|
napoli 2
09 luglio 2020, Aggiornato alle 17,28
intersped 2

Informazioni MarittimeInformazioni Marittime

unitraco2
Armatori

Caso Rbd Armatori, Confitarma: "Pillarstone aggressiva"

Chiesto un tavolo con le Abi. Per Grimaldi è stata violata la deontologia bancaria


Un comportamento «molto aggressivo» che potrebbe costituire un pericoloso precedente, un «campanello d'allarme» per la flotta mercantile italiana.

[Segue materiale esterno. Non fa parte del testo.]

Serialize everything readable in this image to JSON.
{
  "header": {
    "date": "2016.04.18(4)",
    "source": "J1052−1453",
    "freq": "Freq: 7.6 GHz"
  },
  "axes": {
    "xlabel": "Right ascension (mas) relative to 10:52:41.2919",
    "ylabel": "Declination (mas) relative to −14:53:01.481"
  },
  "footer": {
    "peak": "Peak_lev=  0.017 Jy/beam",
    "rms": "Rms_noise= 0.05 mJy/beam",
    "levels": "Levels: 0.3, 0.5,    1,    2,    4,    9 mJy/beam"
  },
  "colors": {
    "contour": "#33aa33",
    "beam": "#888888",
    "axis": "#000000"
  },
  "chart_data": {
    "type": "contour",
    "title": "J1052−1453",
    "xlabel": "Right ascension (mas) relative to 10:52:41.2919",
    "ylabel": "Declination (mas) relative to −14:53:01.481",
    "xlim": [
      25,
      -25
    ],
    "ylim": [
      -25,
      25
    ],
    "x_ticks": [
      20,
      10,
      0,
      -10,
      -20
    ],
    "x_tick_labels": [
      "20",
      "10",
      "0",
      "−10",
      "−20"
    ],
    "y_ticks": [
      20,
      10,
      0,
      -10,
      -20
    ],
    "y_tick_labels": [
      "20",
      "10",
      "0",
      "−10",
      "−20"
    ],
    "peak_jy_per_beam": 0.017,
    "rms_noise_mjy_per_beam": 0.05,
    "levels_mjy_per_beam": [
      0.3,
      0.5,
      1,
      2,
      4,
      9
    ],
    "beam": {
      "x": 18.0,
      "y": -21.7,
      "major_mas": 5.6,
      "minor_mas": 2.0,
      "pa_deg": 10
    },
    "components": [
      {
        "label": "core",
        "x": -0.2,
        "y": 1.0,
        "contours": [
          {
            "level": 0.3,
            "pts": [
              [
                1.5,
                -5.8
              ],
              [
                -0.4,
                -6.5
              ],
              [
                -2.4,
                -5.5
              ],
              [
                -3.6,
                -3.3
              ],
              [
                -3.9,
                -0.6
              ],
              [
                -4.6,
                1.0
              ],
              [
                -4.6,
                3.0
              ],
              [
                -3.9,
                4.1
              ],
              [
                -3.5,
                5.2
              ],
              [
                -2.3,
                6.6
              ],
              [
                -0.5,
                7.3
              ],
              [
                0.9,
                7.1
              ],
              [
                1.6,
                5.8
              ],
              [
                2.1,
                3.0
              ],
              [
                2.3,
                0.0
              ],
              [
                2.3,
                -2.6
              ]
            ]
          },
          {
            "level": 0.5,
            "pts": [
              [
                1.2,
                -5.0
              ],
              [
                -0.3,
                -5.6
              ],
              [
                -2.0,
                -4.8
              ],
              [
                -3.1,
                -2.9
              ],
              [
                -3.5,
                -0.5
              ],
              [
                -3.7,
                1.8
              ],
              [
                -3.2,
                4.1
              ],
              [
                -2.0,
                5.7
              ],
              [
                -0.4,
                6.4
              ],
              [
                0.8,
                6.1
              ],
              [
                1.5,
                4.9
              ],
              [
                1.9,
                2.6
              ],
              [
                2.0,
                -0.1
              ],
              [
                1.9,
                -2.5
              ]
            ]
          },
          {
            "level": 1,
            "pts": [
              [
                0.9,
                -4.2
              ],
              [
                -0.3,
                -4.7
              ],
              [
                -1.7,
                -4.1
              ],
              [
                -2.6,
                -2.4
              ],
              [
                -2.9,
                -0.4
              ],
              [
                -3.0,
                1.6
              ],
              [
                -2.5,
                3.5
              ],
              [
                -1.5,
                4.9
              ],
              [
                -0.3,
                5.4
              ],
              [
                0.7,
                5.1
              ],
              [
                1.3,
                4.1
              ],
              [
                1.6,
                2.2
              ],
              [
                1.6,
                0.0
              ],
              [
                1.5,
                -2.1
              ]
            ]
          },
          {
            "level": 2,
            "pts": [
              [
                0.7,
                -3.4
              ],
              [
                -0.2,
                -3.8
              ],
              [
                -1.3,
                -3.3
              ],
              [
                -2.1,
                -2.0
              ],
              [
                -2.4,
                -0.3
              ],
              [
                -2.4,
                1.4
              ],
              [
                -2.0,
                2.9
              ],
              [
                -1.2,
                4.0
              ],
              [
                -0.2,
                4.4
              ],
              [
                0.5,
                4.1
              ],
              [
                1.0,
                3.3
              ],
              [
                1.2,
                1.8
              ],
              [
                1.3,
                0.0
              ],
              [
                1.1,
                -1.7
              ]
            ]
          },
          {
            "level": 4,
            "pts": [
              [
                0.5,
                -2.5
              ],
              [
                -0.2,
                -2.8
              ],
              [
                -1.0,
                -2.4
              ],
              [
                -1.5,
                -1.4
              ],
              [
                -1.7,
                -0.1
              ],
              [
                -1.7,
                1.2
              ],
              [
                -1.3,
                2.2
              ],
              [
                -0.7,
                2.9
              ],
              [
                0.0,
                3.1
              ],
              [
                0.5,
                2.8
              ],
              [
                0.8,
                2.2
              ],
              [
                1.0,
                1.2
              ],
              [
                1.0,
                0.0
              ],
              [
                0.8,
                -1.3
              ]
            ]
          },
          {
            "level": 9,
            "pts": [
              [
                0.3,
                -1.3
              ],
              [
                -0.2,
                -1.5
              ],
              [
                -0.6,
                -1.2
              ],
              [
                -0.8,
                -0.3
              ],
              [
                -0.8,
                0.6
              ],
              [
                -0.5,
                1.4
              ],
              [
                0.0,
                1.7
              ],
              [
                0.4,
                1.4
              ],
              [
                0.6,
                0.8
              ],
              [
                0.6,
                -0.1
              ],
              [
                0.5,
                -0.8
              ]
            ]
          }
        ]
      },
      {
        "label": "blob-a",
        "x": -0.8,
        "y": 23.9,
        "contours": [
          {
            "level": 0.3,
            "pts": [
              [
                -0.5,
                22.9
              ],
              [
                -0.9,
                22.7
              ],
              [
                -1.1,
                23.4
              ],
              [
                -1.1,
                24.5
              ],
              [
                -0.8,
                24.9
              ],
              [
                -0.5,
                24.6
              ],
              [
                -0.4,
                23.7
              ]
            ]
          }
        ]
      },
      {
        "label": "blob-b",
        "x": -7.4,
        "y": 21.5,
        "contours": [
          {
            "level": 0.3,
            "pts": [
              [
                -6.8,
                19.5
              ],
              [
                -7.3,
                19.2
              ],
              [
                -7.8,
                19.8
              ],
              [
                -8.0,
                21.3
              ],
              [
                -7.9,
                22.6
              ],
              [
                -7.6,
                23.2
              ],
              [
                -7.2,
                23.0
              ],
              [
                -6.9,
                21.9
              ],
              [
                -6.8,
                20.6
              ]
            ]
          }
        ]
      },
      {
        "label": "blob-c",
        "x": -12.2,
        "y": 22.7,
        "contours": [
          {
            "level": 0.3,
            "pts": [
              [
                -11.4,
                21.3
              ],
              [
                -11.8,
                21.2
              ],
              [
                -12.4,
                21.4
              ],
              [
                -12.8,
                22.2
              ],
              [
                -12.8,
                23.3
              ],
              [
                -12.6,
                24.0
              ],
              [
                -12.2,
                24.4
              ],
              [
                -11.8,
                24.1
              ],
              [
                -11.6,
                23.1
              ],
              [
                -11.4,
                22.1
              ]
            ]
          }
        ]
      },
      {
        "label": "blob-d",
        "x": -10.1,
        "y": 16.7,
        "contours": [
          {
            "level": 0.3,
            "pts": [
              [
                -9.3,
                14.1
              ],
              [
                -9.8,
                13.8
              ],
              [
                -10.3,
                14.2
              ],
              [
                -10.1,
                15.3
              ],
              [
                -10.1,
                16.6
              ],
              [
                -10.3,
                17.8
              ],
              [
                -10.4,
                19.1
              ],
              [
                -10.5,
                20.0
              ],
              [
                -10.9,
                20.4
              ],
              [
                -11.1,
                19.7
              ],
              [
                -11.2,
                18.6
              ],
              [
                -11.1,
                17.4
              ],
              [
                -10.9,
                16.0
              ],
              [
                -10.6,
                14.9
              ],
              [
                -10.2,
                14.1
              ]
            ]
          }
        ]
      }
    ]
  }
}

Il presidente Confitarma Emanuele Grimaldi, nel corso del consiglio Confitarma di martedì - in cui è stato designato Mario Mattioli come prossimo presidente -, ha commentato così l'istanza di fallimento presentata dal fondo Pillarstone verso la compagnia marittima Rbd Armatori, con base a Torre del Greco. Una mossa che segue di pochi giorni il rilevamento, da parte della piattaforma di gestione finanziata tra gli altri dal gruppo Usa Kkr, di crediti per 560 milioni di euro (246 milioni da Intesa San Paolo e 314 milioni da Monte Paschi di Siena). 

Confitarma è critica soprattutto verso le due banche italiane, «alla luce degli accordi a suo tempo sanciti con ABI (Associazione Bancaria Italia, ndr) che, con una specifica circolare, aveva invitato le banche associate a concordare e coordinare con gli armatori eventuali cessioni di credito». Accordo volto a non costituire un privilegio, sottolinea l'associazione, «bensì al fine di mantenere intatta la capacità dell'industria e preservare il know-how e l'occupazione in un settore strategico per il nostro Paese». L'azione esecutiva nei confronti di RBD Armatori, a distanza di tre giorni dalla cessione del credito a Pillarstone, «oltre a contravvenire i principi di deontologia contenuti nella circolare ABI, fa sorgere dubbi sulla genuinità dell'operazione». 

Confitarma chiederà nelle prossime ore una riunione del tavolo tecnico con ABI e altre banche «al fine di mitigare un fenomeno che potrebbe costituire un pericoloso campanello d'allarme a danno della flotta mercantile italiana, oggetto di ingenti investimenti che hanno determinato la sua espansione ed il suo ammodernamento».